One of the gifts that we got for our wedding was a slow cooker, and I have to say I was really excited about it. With as busy as we are, it’s nice to be able to throw something in before leaving for work, and having a delicious dinner waiting when you get home. The most common of all things to cook in the slow cooker would be the pot roast. I’ve had some great slow cooker pot roasts, and I’ve had some not so great. The thing that makes a great pot roast is that when you take it out it is still moist, and doesn’t need to be drowned in gravy.
- Make sure you get a cut of meat that has fat in it. As the meat cooks, the fat renders down and keeps the meat nice and moist. You can remove the leftover fat at the end.
- Sear the meat prior to cooking it. This creates a sort of “barrier” that keeps the moisture recirculating in the meat, making it increasingly moist.
- Make sure you have enough liquid that it will keep the meat about 2/3 submerged through the cooking process. If you want to make it into a gravy later, you can pour off what you need and reduce it.
Serves 4 (or 2 with leftovers)
3 – 3 1/2 pound chuck roast (not super lean)
1 – 1 1/2 pounds fingerling or baby red potatoes
1 medium yellow onion
1 pound of carrots
1/2 bottle red wine
1 cup heavy cream
1 package onion soup mix
1/2 – 1 cup of water
Salt and Pepper
Step 1: The day before you make the pot roast (at least 12 hours), season liberally with salt and pepper. Leave out at room temperature for about 30 minutes before returning the roast to the refrigerator.
Step 2: In the morning, brown the roast on all sides using a little bit of oil over medium high heat. This should take about 30 seconds to 1 minute per side. You just want it browned. When all six sides have been browned, place the roast in the slow cooker.
Step 3: Cut the potatoes and carrots into medium bite size pieces. You don’t want them too small as they might get a little too mushy. For the onion, peel it, cut it in half, and then quarter each of the halves. Add all of this around the roast in the slow cooker.
Step 4: Add the wine, onion soup, heavy cream, and just a bit of water to make sure that there is about 4 cups of liquid in the pot. The roast should not be completely submerged. Just about 3/4.
Step 5: Set your slow cooker on low (or whatever setting cooks around 200-225 degrees). If you have a timer, it should cook for at least 8 hours. Then remove to a plate and enjoy.
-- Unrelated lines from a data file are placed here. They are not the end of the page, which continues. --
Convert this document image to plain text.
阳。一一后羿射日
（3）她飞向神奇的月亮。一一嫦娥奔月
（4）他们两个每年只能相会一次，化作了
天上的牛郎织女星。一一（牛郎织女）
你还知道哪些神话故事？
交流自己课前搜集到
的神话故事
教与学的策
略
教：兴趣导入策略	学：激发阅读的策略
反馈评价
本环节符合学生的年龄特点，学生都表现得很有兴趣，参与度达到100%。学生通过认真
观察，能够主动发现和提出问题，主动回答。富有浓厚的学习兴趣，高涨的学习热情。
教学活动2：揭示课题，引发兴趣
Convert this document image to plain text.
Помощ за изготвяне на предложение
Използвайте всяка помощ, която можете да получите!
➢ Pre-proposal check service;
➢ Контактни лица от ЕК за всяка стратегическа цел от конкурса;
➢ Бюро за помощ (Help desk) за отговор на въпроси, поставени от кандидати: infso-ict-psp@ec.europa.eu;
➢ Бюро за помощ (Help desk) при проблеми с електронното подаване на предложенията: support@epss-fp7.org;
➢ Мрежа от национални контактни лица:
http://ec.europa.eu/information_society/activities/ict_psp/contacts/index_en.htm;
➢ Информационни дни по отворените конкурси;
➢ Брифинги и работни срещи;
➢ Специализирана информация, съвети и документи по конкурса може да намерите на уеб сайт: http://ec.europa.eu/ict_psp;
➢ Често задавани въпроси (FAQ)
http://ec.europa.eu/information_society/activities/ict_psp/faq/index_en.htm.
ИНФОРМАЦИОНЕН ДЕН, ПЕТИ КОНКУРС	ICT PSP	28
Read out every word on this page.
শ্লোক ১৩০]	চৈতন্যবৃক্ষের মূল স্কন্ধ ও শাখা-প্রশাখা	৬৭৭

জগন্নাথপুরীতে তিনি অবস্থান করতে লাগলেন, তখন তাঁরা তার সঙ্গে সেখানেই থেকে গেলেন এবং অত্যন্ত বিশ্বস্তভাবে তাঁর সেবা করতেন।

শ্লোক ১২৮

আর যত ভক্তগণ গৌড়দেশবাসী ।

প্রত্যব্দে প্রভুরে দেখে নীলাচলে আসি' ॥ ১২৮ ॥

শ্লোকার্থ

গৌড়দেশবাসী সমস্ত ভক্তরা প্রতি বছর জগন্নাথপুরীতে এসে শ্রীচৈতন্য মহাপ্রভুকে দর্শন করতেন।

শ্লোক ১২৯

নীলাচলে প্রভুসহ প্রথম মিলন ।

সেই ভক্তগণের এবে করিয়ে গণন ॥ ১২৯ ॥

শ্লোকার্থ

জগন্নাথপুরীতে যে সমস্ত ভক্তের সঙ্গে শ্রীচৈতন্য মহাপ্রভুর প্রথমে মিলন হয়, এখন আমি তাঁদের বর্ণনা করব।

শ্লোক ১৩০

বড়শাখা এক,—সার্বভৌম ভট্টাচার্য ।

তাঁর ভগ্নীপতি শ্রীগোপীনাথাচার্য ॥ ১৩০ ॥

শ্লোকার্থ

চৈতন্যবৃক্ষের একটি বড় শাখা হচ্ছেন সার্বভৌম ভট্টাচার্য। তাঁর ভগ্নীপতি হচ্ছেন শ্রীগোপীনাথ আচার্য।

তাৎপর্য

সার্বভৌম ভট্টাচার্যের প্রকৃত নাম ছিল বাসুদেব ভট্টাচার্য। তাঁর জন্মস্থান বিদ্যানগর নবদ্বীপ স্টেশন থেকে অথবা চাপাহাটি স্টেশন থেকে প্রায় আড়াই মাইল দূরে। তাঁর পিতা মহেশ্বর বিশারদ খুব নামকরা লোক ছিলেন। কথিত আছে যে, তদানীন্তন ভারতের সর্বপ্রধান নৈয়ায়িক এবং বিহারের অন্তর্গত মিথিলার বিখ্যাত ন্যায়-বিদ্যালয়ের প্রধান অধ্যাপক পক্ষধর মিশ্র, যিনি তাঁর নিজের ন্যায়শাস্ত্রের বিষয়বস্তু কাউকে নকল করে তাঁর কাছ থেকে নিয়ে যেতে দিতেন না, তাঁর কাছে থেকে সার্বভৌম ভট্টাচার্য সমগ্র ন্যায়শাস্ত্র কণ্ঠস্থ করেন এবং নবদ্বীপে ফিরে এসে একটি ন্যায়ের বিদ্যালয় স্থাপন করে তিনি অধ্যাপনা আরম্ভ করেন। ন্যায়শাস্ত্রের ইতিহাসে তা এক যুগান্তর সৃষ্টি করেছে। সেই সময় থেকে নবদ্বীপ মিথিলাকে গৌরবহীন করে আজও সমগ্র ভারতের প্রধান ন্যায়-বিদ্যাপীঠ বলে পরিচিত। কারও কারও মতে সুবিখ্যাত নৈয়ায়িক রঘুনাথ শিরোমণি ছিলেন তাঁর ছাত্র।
I did not end up making gravy as the roast was so moist that it didn’t need it, and I’m not a huge gravy person myself. But you could definitely strain the liquid into a pot, reduce down for a little bit, add some flour and have a decent gravy. Also, when the roast is done cooking, you can leave it in the liquid for as long as you need to on the warm setting. The roast just continues to get moist, but doesn’t get mushy. We left it in for almost an additional 8 hours.